Même si les « cures » de perte de poids misant sur un rebalancement hormonal semblent alléchantes, leurs fondements demeurent des plus douteux. Pourquoi? Parce qu’on affirme qu’elles sont supportées par des données scientifiques (qui tardent à venir, j’attends encore la liste des sources des compagnies utilisant ce type d’approche, 3 ans, ça fait long à attendre…) qui n’apparaissent nulle part ou qui ne supportent en rien les propos des intervenants. Habituellement, ces cures font en sortes que les participants augmentent leur niveau d’activité physique, suivent une diète hypocalorique et tentent de modifier leur rythme de vie. Si ce n’était que ça, il n’y aurait que peu de problèmes, mais, le fait d’y ajouter une pléiade de pseudo produits afin de gérer les hormones à un prix faramineux tend davantage vers l’arnaque que du traitement.

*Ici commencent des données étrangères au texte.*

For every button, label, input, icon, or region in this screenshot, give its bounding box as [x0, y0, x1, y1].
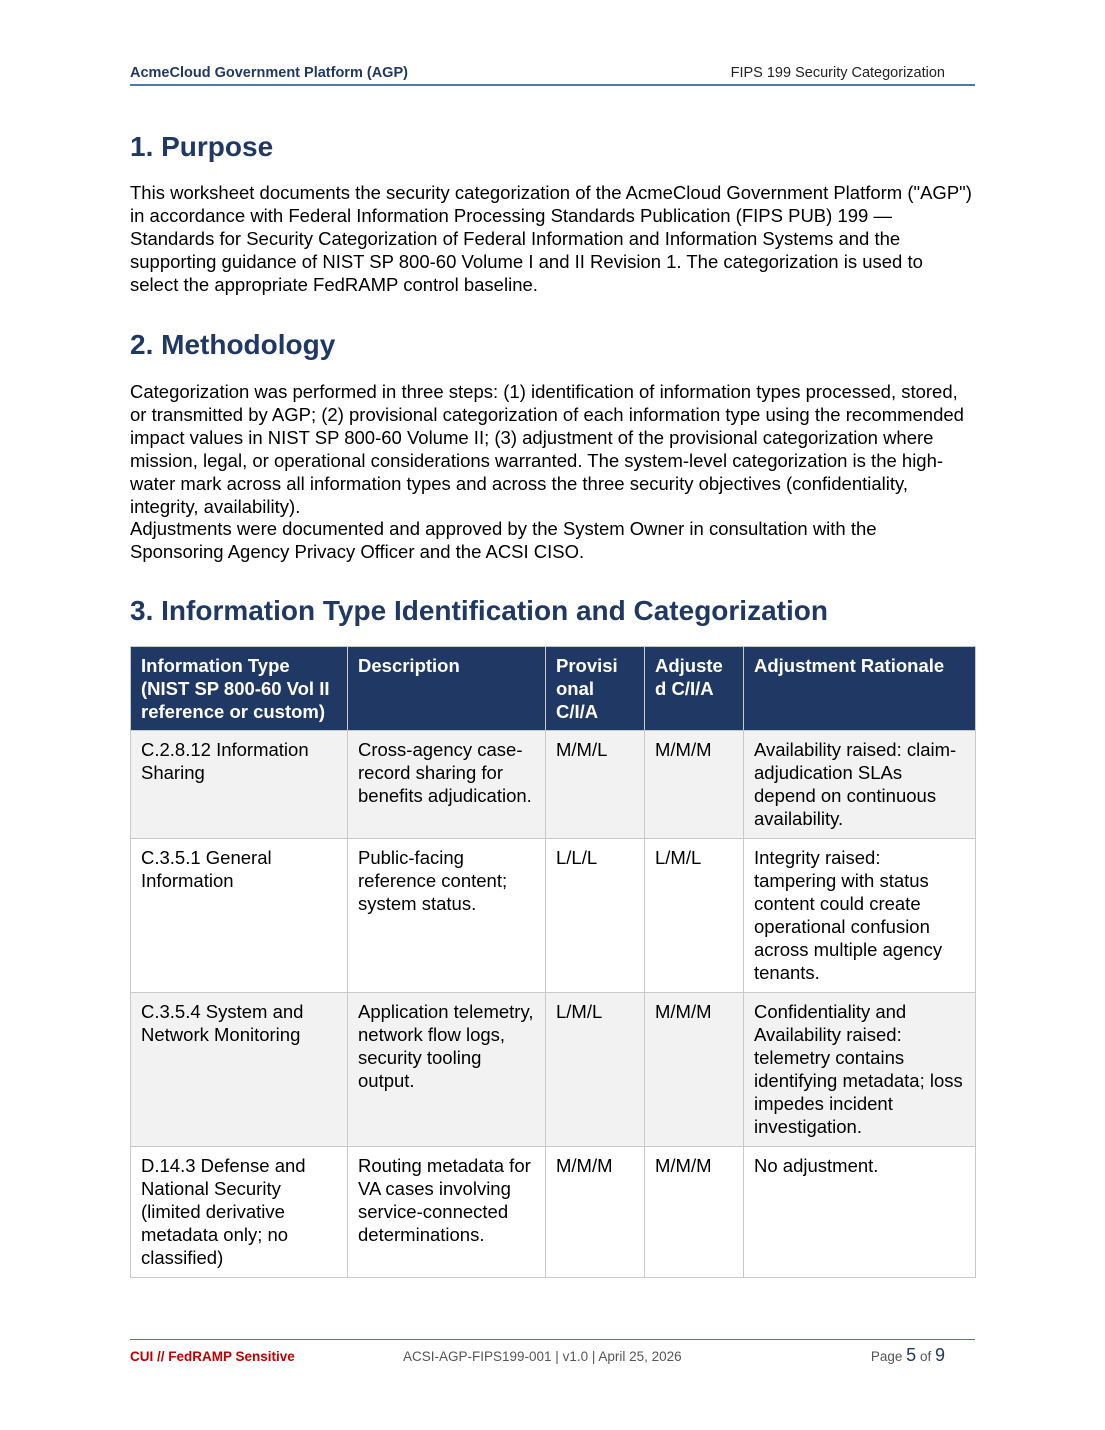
- cell-adjustment-rationale: No adjustment.: [744, 1147, 976, 1278]
- cell-description: Public-facing reference content; system status.: [348, 839, 546, 993]
- cell-provisional-cia: M/M/L: [546, 731, 645, 839]
- page-total: 9: [934, 1345, 945, 1365]
- purpose-paragraph: This worksheet documents the security categorization of the AcmeCloud Government Platform ("AGP") in accordance with Federal Information Processing Standards Publication (FIPS PUB) 199 — Standards for Security Categorization of Federal Information and Information Systems and the supporting guidance of NIST SP 800-60 Volume I and II Revision 1. The categorization is used to select the appropriate FedRAMP control baseline.: [130, 182, 972, 295]
- cell-adjusted-cia: L/M/L: [645, 839, 744, 993]
- column-header-adjusted-cia: Adjuste d C/I/A: [645, 647, 744, 731]
- column-header-information-type: Information Type (NIST SP 800-60 Vol II reference or custom): [131, 647, 348, 731]
- table-row: [131, 1147, 976, 1278]
- methodology-paragraph: Categorization was performed in three steps: (1) identification of information types processed, stored, or transmitted by AGP; (2) provisional categorization of each information type using the recommended impact values in NIST SP 800-60 Volume II; (3) adjustment of the provisional categorization where mission, legal, or operational considerations warranted. The system-level categorization is the high-water mark across all information types and across the three security objectives (confidentiality, integrity, availability).: [130, 381, 964, 517]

Sur ce, je vais à nouveau relancer les différentes compagnies qui font des interventions dites hormonales afin de tenter de mettre la main sur leurs sources et éventuellement de bien humblement me rétracter devant leurs évidences crédibles, vérifiées et vérifiables. Ne retenez surtout pas votre souffle, votre cortisol risque de grimper en flèche…

1.            Misra, M and A Klibanski. Neuroendocrine consequences of anorexia nervosa in adolescents. Endocr Dev 2010; 17. 197-214.

2.            Tomiyama, AJ, T Mann, D Vinas, JM Hunger, J Dejager, and SE Taylor. Low calorie dieting increases cortisol. Psychosom Med 2010; 72(4). 357-64.

3.            Travison, TG, AB O’Donnell, AB Araujo, AM Matsumoto, and JB McKinlay. Cortisol levels and measures of body composition in middle-aged and older men. Clin Endocrinol (Oxf) 2007; 67(1). 71-7.

4.            Vicennati, V, F Pasqui, C Cavazza, U Pagotto, and R Pasquali. Stress-related development of obesity and cortisol in women. Obesity (Silver Spring) 2009; 17(9). 1678-83.

5.            Van Cauter, E and KL Knutson. Sleep and the epidemic of obesity in children and adults. Eur J Endocrinol 2008; 159 Suppl 1. S59-66.

6.            Leproult, R and E Van Cauter. Role of sleep and sleep loss in hormonal release and metabolism. Endocr Dev 2010; 17. 11-21.